OPTICS  AND  CAVITIES (Ruby Lasers)

      Some compact ruby lasers use integral mirrors fabricated directly onto the ends of the rod. This is often a coating of silver (as used in the original laser developed by Maiman) or, more recently, a dielectric coating. The rear of the rod is coated to reflect 100% (or as close as possible), and the front of the rod is coated as an output coupler with a partial transmission, the optimal transmission being a function of the length of the rod and the pumping rate. Larger ruby lasers as well as those for special-purpose applications (the type of ruby laser primarily found nowadays) use external optics.

        All solid-state laser crystals exhibit, to a varying degree, an effect called thermal lensing. Imagining a ruby laser pumped with an intense light and cooled with flowing water, a thermal gradient will develop since the outside of the rod will be cool and the inside of the rod, relatively warm. Changes in rod temperature result in minor variances in the indexes of refraction of the material. These changes result in a spherical lensing effect, which affects the intracavity beam exiting the rod. Localized heating may also cause thermal lensing effects in a square crystal, such as those used for many diode-pumped solid-state lasers (discussed later). As such, a laser rod exhibits a focal length that can be measured. Cavity reflectors used in a ruby laser are often slightly concave to compensate for this effect.

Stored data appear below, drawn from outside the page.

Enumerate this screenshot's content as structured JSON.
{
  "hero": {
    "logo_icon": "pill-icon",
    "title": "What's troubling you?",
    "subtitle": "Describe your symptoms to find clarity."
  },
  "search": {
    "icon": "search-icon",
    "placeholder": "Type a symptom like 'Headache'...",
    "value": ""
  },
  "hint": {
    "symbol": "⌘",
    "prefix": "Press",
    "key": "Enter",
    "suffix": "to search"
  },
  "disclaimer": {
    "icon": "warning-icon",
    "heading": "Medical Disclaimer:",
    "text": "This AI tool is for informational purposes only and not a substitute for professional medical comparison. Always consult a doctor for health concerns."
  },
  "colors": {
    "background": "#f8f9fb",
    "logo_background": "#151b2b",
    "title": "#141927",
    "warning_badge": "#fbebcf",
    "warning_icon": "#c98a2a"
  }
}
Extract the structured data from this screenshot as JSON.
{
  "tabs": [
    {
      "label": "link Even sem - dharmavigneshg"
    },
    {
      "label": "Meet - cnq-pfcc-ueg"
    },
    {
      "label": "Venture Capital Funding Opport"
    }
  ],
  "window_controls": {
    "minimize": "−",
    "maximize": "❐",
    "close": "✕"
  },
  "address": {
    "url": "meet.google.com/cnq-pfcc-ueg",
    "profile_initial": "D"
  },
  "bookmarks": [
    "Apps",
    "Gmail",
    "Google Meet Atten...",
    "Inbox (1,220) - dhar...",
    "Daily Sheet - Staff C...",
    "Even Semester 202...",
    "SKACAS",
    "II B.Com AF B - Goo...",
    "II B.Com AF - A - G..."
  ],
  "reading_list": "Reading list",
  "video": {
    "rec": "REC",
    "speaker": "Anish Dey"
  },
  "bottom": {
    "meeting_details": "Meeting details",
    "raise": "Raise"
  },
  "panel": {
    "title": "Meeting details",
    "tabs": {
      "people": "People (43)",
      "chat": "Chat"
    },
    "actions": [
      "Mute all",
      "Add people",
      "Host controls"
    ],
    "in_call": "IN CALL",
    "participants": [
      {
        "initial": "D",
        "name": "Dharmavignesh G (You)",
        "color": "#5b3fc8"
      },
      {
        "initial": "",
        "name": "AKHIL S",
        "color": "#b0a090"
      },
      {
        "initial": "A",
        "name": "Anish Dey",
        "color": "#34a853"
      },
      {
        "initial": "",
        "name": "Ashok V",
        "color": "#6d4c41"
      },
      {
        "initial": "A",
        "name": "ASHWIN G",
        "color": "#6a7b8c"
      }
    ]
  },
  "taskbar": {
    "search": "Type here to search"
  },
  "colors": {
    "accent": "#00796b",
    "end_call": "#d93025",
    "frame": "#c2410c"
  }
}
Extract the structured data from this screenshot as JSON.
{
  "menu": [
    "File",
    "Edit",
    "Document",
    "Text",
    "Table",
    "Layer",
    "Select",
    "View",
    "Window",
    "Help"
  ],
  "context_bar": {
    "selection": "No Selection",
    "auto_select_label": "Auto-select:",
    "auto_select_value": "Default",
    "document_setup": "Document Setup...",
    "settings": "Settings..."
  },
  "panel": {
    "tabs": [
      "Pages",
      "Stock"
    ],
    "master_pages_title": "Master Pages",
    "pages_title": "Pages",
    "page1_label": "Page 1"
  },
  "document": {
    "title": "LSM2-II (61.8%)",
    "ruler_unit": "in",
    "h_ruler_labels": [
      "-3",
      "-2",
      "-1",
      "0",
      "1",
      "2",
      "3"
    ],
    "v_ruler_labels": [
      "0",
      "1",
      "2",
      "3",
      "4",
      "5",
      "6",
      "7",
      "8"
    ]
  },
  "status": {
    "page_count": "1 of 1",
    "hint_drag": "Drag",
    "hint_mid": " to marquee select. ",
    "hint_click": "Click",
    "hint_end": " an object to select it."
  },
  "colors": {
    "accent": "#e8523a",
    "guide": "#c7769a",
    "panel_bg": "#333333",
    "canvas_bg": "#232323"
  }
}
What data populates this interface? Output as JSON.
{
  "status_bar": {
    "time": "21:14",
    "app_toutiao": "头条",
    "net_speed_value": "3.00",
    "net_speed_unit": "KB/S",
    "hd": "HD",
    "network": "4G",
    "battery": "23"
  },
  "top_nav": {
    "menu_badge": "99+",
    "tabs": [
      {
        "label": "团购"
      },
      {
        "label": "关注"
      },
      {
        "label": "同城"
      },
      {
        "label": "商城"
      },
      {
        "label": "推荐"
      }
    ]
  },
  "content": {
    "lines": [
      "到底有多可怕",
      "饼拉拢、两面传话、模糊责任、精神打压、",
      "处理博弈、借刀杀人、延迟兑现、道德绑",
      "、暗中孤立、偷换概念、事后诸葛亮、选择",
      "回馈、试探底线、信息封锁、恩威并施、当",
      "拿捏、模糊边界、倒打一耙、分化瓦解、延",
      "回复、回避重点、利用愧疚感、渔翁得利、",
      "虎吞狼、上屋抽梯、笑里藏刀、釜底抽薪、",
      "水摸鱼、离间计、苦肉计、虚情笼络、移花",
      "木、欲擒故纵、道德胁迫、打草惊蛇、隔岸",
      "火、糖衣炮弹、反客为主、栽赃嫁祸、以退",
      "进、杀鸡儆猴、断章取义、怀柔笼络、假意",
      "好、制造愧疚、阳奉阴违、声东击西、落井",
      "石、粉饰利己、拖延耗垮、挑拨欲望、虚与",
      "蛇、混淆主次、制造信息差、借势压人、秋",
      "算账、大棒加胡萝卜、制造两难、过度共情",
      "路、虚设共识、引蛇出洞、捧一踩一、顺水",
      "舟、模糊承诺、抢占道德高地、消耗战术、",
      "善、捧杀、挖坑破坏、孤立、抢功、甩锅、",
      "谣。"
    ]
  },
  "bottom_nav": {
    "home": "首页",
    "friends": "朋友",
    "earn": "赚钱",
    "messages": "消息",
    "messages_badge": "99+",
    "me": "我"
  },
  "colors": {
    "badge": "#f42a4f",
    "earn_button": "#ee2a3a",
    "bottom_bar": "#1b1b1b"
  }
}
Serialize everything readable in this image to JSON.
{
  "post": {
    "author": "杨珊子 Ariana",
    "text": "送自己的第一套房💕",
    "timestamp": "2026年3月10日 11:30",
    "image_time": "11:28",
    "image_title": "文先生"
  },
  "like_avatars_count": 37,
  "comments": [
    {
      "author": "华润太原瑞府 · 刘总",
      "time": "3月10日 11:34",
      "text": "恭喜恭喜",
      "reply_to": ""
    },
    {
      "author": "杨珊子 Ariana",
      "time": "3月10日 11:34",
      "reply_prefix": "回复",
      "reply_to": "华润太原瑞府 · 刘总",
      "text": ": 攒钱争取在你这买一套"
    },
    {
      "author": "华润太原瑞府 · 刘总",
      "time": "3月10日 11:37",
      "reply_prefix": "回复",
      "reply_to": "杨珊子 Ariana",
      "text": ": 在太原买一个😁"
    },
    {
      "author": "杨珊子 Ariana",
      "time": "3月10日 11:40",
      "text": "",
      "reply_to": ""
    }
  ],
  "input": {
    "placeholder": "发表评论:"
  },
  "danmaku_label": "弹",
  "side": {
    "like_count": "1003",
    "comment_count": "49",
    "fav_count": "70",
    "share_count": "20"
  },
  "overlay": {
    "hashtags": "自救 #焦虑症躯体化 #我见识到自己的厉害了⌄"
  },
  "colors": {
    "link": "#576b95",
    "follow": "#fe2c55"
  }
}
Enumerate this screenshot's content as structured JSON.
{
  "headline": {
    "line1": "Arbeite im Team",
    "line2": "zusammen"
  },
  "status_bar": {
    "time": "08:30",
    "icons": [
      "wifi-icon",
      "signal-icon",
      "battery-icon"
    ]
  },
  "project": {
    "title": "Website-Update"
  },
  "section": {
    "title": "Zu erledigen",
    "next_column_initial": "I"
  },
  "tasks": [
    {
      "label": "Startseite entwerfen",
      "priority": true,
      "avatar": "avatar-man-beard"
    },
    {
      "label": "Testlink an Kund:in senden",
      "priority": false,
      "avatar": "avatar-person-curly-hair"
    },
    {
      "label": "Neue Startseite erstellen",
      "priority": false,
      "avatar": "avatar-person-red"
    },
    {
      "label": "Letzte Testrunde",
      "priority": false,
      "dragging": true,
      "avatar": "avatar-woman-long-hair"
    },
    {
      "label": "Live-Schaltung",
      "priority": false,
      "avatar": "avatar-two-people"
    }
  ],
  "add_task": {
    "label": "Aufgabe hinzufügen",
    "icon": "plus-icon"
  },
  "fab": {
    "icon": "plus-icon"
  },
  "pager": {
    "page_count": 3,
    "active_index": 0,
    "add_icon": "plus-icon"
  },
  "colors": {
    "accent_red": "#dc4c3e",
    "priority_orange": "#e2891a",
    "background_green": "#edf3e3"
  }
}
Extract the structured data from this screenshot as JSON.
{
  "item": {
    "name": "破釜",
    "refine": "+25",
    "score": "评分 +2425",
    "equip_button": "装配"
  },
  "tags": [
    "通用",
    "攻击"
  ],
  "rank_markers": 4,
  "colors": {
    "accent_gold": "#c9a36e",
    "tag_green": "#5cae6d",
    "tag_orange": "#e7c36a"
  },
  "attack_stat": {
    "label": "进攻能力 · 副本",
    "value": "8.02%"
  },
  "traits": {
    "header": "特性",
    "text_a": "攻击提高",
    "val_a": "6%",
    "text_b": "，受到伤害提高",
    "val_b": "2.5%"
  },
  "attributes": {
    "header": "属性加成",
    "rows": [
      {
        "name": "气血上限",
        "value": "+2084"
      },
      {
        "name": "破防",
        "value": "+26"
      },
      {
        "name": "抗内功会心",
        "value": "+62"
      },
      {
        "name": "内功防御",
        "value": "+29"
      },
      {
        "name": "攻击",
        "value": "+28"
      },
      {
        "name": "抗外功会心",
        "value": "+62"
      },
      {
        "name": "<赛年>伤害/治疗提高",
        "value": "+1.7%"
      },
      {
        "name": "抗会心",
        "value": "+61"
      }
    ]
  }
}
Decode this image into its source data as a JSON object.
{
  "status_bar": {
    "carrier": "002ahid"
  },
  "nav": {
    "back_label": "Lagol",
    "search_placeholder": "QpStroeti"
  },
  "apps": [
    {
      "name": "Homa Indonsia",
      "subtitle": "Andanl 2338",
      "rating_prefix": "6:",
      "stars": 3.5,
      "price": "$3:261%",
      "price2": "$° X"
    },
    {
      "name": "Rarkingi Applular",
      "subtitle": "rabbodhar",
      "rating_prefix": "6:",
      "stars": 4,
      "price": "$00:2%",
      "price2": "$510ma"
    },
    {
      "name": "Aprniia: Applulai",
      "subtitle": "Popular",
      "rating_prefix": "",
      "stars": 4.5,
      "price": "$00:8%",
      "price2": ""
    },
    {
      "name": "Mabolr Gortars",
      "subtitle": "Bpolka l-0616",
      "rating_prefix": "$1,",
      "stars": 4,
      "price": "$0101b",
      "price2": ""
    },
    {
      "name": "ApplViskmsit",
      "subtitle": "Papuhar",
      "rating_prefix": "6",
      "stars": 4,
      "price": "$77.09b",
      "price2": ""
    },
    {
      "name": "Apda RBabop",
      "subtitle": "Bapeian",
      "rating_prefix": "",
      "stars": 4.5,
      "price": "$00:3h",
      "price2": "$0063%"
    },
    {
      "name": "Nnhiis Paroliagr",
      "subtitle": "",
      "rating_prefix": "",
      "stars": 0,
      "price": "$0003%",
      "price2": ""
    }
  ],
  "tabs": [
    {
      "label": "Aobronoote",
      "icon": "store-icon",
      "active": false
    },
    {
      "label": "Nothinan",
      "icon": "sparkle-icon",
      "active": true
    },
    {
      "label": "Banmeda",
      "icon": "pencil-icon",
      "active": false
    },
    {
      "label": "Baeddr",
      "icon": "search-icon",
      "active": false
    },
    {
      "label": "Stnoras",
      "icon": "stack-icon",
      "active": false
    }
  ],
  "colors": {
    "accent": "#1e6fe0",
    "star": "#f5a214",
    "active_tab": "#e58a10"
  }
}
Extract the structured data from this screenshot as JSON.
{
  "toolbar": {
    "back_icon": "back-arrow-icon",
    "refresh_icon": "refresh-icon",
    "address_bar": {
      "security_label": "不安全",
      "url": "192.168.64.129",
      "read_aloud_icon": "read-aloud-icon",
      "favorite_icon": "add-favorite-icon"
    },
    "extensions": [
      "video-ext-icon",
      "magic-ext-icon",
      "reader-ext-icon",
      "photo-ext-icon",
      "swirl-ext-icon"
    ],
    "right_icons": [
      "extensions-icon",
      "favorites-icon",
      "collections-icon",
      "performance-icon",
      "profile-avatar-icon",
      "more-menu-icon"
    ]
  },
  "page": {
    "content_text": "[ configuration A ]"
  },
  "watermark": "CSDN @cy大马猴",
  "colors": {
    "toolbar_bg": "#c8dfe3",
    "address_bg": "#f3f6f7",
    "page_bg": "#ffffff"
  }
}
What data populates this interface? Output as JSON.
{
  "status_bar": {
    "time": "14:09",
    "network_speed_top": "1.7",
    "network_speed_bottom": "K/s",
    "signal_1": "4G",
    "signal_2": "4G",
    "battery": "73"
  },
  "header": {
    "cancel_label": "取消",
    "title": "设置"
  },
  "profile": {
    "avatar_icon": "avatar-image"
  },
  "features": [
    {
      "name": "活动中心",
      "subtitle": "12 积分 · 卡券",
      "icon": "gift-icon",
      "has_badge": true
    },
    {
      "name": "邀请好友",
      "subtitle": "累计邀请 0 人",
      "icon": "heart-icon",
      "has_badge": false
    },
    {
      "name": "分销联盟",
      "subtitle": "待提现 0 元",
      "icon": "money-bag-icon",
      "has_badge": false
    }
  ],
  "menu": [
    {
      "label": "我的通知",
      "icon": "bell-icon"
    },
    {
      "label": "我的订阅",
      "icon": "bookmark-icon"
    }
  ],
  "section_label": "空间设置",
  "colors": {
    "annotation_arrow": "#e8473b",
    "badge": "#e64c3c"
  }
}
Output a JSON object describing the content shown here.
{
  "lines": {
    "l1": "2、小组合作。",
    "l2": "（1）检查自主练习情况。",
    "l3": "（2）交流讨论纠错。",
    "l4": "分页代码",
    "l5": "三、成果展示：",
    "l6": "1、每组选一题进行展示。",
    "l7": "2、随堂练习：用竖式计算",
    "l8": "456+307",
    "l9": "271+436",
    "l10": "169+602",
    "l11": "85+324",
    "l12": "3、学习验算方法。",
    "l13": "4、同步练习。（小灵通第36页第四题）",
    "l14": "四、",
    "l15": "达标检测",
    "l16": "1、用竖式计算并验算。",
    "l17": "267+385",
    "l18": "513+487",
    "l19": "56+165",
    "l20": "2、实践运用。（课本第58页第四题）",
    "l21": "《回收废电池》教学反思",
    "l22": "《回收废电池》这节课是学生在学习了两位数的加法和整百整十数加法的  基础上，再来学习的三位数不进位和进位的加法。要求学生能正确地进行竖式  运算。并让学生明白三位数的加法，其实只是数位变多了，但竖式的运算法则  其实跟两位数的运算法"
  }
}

       Most ruby lasers manufactured at present are purpose-built, so many have special optics designed for a specific purpose. Double-pulse lasers used for holography, for example, often take extreme measures to ensure beam quality. Such lasers may feature a standard HR with an etalon for an OC, which reflects only certain wavelengths, those wavelengths separated by the FSR of the etalon. This scheme allows single-frequency operation of the otherwise spectrally wide ruby output and hence a longer coherence length required for holography.

      Often, a MOPA configuration is used with two optically pumped rods in which one rod is used as an oscillator and a second as an amplifier. The oscillator is a complete laser with HR, OC, Q-switch, and intracavity optics as required. The oscillator usually produces as clean a beam as possible, which then passes through an amplifier to increase the output power by up to 10 times that of the oscillator output. Often, the amplifier has a longer rod and more pump power than the oscillator. Having a long upper lasing level lifetime, Q-switching is easily done with a ruby laser. AO or EO Q-switches may be used with a ruby laser, with faster (and more controllable) EO modulators a popular choice for this laser.